Premier film de Bertrand Blier, alors âgé de 22 ans, il s'agit en fait d'un documentaire produit par l'héritier des pneus Michelin ! C'est le portrait de onze jeunes, de 15 à 22 ans, sur leurs vies personnelles, leurs ressentis, le tout filmé dans un studio d'Epinay, et non pas dans la rue.
Car le procédé est en soi très proche du Joli mai ou Chronique d'un été, à savoir interroger des gens, des inconnus devrais-je dire, car ici, aucune des personnes n'est nommée.
C'est une jeunesse trouble que nous voyons, qui veut s'émanciper du joug de leurs parents, qui ne veulent pas vivre comme eux ont vécu, aussi bien sentimentalement que professionnellement. Alors bien sûr, sur ces onze personnes, certains se dégagent du lot. Comme cette vendeuse en boulangerie qui a eu un bébé toute seule et qui à cause de ça va être rejeté par sa famille, un jeune homme en costume trois pièces fils de patron, une fille de seize ans extrêmement timide dont les mots n'ont pas l'air de sortir de sa bouche, un apprenti ouvrier qui découvre l'horreur du travail à la chaine, et en particulier une dactylo qui est ce qu'on pourrait appeler une dévoreuse d'hommes.

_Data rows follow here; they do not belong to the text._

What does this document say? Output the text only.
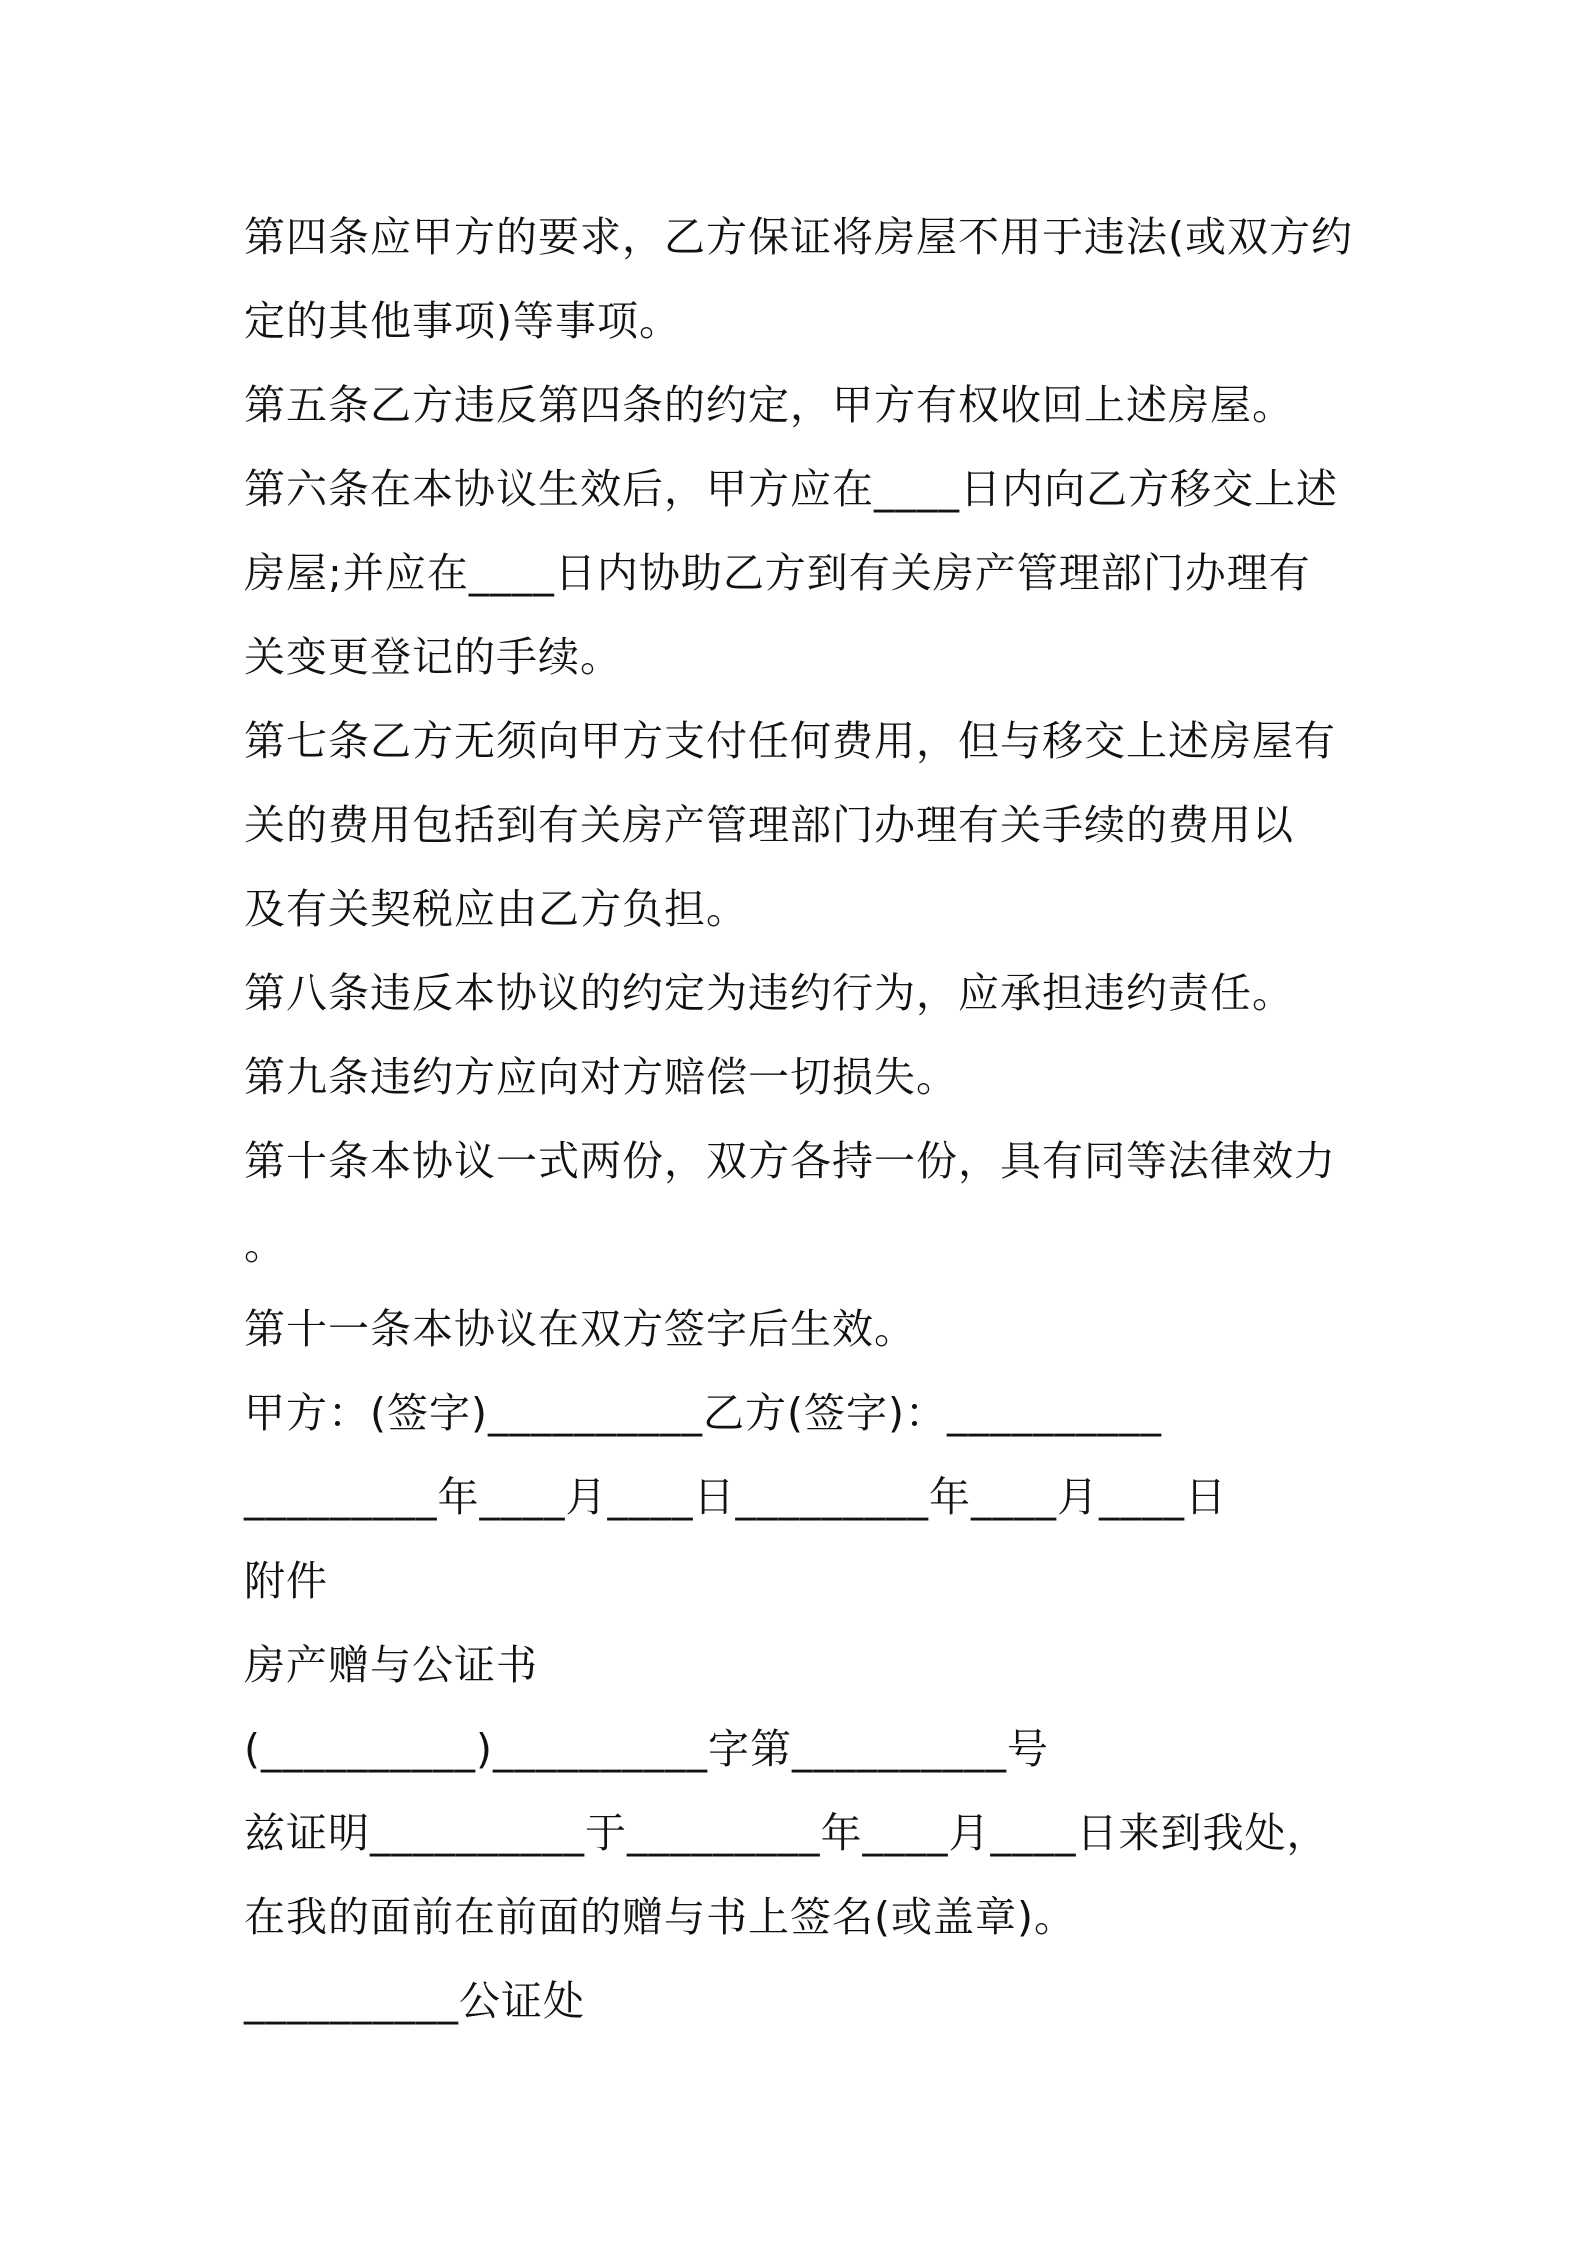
第四条应甲方的要求，乙方保证将房屋不用于违法(或双方约
定的其他事项)等事项。
第五条乙方违反第四条的约定，甲方有权收回上述房屋。
第六条在本协议生效后，甲方应在____日内向乙方移交上述
房屋;并应在____日内协助乙方到有关房产管理部门办理有
关变更登记的手续。
第七条乙方无须向甲方支付任何费用，但与移交上述房屋有
关的费用包括到有关房产管理部门办理有关手续的费用以
及有关契税应由乙方负担。
第八条违反本协议的约定为违约行为，应承担违约责任。
第九条违约方应向对方赔偿一切损失。
第十条本协议一式两份，双方各持一份，具有同等法律效力
。
第十一条本协议在双方签字后生效。
甲方：(签字)__________乙方(签字)：__________
_________年____月____日_________年____月____日
附件
房产赠与公证书
(__________)__________字第__________号
兹证明__________于_________年____月____日来到我处，
在我的面前在前面的赠与书上签名(或盖章)。
__________公证处
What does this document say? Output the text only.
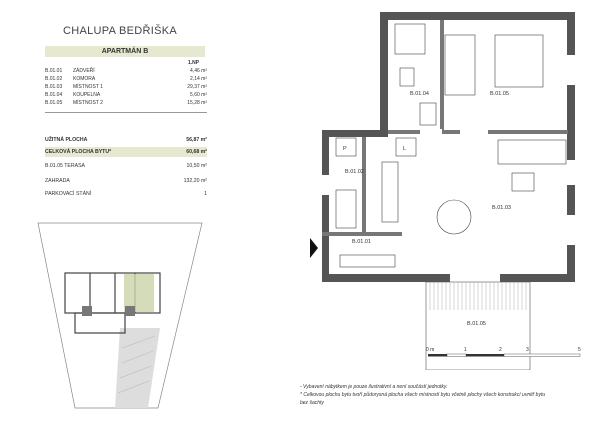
CHALUPA BEDŘIŠKA
APARTMÁN B
1.NP
B.01.01 ZÁDVEŘÍ	4,46 m²
B.01.02 KOMORA	2,14 m²
B.01.03 MÍSTNOST 1	29,37 m²
B.01.04 KOUPELNA	5,60 m²
B.01.05 MÍSTNOST 2	15,28 m²
UŽITNÁ PLOCHA	56,87 m²
CELKOVÁ PLOCHA BYTU*	60,68 m²
B.01.05 TERASA	10,50 m²
ZAHRADA	132,20 m²
PARKOVACÍ STÁNÍ	1
B.01.04	B.01.05
B.01.02
B.01.03
B.01.01
B.01.05
P	L
0 m	1	2	3	5
- Vybavení nábytkem je pouze ilustrativní a není součástí jednotky.
* Celkovou plochu bytu tvoří půdorysná plocha všech místností bytu včetně plochy všech konstrukcí uvnitř bytu
bez šachty
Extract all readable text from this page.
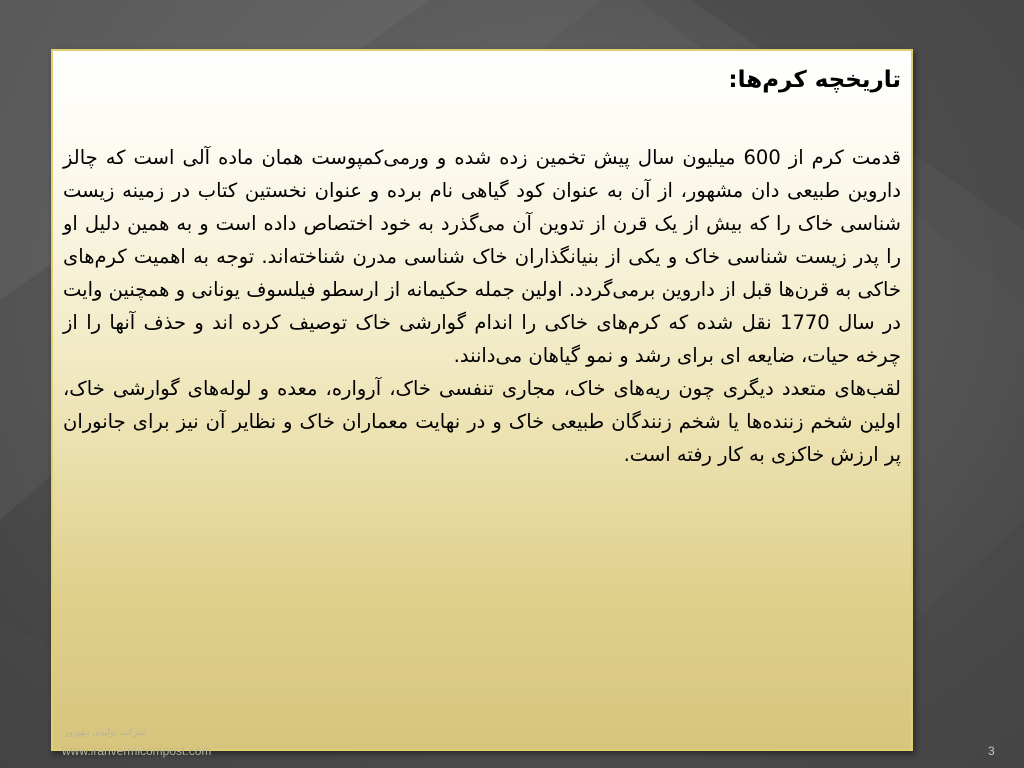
تاریخچه کرم‌ها:

قدمت کرم از 600 میلیون سال پیش تخمین زده شده و ورمی‌کمپوست همان ماده آلی است که چالز داروین طبیعی دان مشهور، از آن به عنوان کود گیاهی نام برده و عنوان نخستین کتاب در زمینه زیست شناسی خاک را که بیش از یک قرن از تدوین آن می‌گذرد به خود اختصاص داده است و به همین دلیل او را پدر زیست شناسی خاک و یکی از بنیانگذاران خاک شناسی مدرن شناخته‌اند. توجه به اهمیت کرم‌های خاکی به قرن‌ها قبل از داروین برمی‌گردد. اولین جمله حکیمانه از ارسطو فیلسوف یونانی و همچنین وایت در سال 1770 نقل شده که کرم‌های خاکی را اندام گوارشی خاک توصیف کرده اند و حذف آنها را از چرخه حیات، ضایعه ای برای رشد و نمو گیاهان می‌دانند.

لقب‌های متعدد دیگری چون ریه‌های خاک، مجاری تنفسی خاک، آرواره، معده و لوله‌های گوارشی خاک، اولین شخم زننده‌ها یا شخم زنندگان طبیعی خاک و در نهایت معماران خاک و نظایر آن نیز برای جانوران پر ارزش خاکزی به کار رفته است.

شرکت تولیدی بـهپرور
www.iranvermicompost.com	3
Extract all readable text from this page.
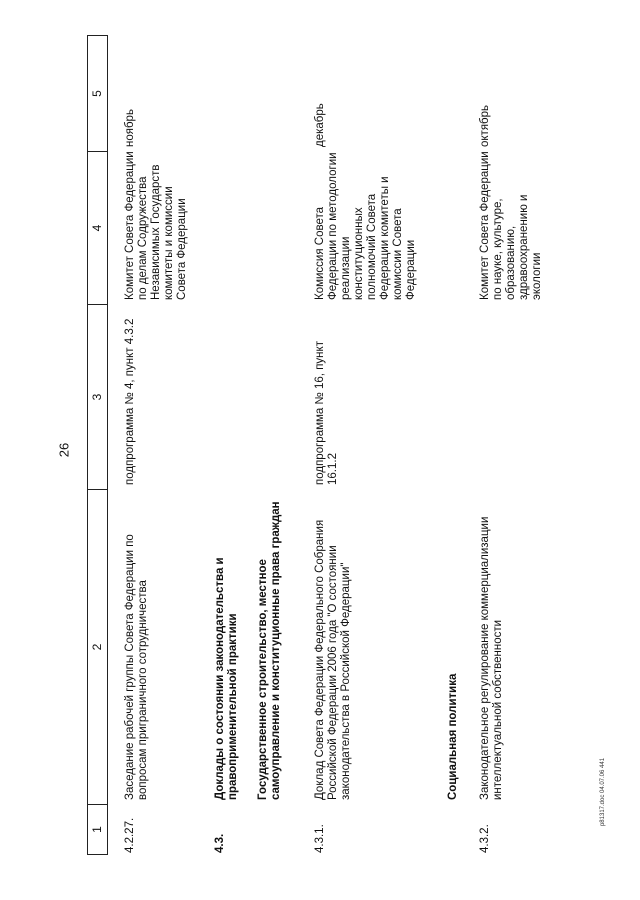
26
p81317.doc 04.07.06 441
1
2
3
4
5
4.2.27.
Заседание рабочей группы Совета Федерации по вопросам приграничного сотрудничества
подпрограмма № 4, пункт 4.3.2
Комитет Совета Федерации по делам Содружества Независимых Государств комитеты и комиссии Совета Федерации
ноябрь
4.3.
Доклады о состоянии законодательства и правоприменительной практики Государственное строительство, местное самоуправление и конституционные права граждан
4.3.1.
Доклад Совета Федерации Федерального Собрания Российской Федерации 2006 года "О состоянии законодательства в Российской Федерации"
подпрограмма № 16, пункт 16.1.2
Комиссия Совета Федерации по методологии реализации конституционных полномочий Совета Федерации комитеты и комиссии Совета Федерации
декабрь
Социальная политика
4.3.2.
Законодательное регулирование коммерциализации интеллектуальной собственности
Комитет Совета Федерации по науке, культуре, образованию, здравоохранению и экологии
октябрь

Elle représente quelque part une modernité incroyable pour une fille de 1963, à savoir qu'elle ne veut pas se marier, sauf à un grand bourgeois qui lui assurerait un confort matériel, pas d'enfants, mais qui a un fort appétit sexuel, couchant avec des garçons dont elle n'est pas forcément amoureuse, qui a même essayé le triolisme, et qui semble droit dans ses bottes. C'est une liberté aspirée par des femmes actuellement, où elle jouit de son corps comme elle l'entend, mais qui malgré tout a l'air combler une certaine solitude. Du documentaire, c'est peut-être son portrait qui m'a le plus frappé, on l'imagine être féministe dans les années à venir, notamment à l'occasion de Mai 68.
Bien que ça se passe dans un lieu clos, tout noir, où seul les gens sont éclairés et filmés, il y a quand même un travail de mise en scène de Blier, avec les voix off qui peuvent se décaler par rapport au propos, une caméra qui entoure les interviewés, laissant apercevoir quelques instants l'équipe technique, dont le réalisateur, et même le plafond du studio qui ressemble à une grille de prison, passage évoqué par l'un d'entre eux pour le vol d'un sac à main.
Quant au titre, on reconnait bien là Bertrand Blier qui est une provocation en soi, car il n'est jamais question du dictateur, à peine deux allusions à cette époque, il n'y a d'ailleurs aucune mention à la politique, car rappelons qu'à cette époque, la majorité et le droit de vote étaient à 21 ans.
Le montage est également intéressant, car il peut faire intervenir certaines personnes pour un propos en particulier. Notamment cette jeune femme croqueuse d'hommes qui, dès qu'elle se dévoile, montre les hommes soit se recoiffer, se remettre la cravate ou se mouiller les lèvres comme pour manifester une envie ! Alors que ce sont des moments hors propos...
Même si c'est aussi bien le premier film que son dernier documentaire, paradoxal en soi, on reconnait quelque part des personnages qui pourraient sortir de la tête de Bertrand Blier. Il y a quelque chose de matriciel dans tout ça qui rend le film très intéressant, et où je ne me suis pas ennuyé une seconde.